Is the end of 2011, east Africa faces the worst food crisis of the 21st Century. Across Ethiopia, Somalia, and Kenya, twelve million people are in dire need of food, clean water, and basic sanitation. The province of Turkana, in Kenya, is the largest yet least developed district in north of Kenya, with a population of just fewer than 500 thousand people. Almost 95% of Turkana’s population live below the poverty line.
Over 80% of people do not have enough water to drink – let alone food to eat. The main water sources are simple wells dug into dry, or contaminated, riverbeds – so water-related illnesses like cholera and diarrhea are common. NGO Oxfam’s gardening and fishing projects are making a big difference as the people of Turkana emerge from the worst drought in decades.

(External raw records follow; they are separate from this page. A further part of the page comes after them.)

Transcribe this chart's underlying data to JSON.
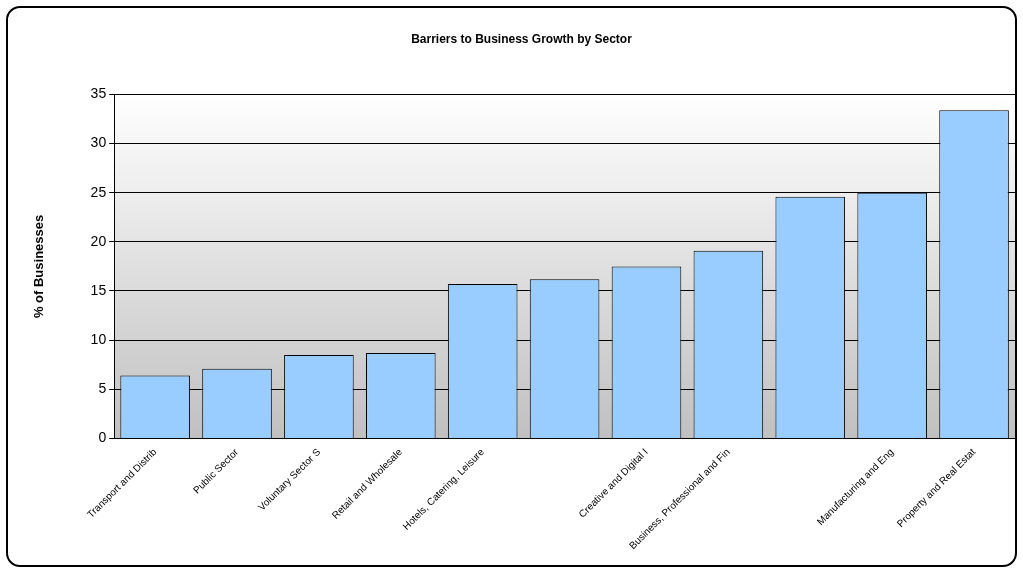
{
  "chart_data": {
    "type": "bar",
    "title": "Barriers to Business Growth by Sector",
    "ylabel": "% of Businesses",
    "categories": [
      "Transport and Distrib",
      "Public Sector",
      "Voluntary Sector S",
      "Retail and Wholesale",
      "Hotels, Catering, Leisure",
      null,
      "Creative and Digital I",
      "Business, Professional and Fin",
      null,
      "Manufacturing and Eng",
      "Property and Real Estat"
    ],
    "values": [
      6.4,
      7.1,
      8.5,
      8.7,
      15.7,
      16.2,
      17.5,
      19.1,
      24.6,
      25.0,
      33.4
    ],
    "color": "#99ccff",
    "ylim": [
      0,
      35
    ],
    "yticks": [
      0,
      5,
      10,
      15,
      20,
      25,
      30,
      35
    ],
    "grid": "y"
  }
}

With their pastoralist way of life under threat, people here are trying to find new ways to feed their families. Six months on from the declaration of famine, photographer Alejandro Chaskielberg traveled to Turkana with an Oxfam team, to portrait pastoralists facing this problematic.
This project was made in partnership with Oxfam GB and in support of GrOW, a movement of people campaigning for a world where everyone always has enough to eat. For the past 40 years, Oxfam has been working in Turkana, north-west Kenya, to support people who have been let down by the global food system. Thanks to this project photographed by Chaskielberg, Oxfam GB received donations of 150 thousands pounds to continue working in Turkana for three more years.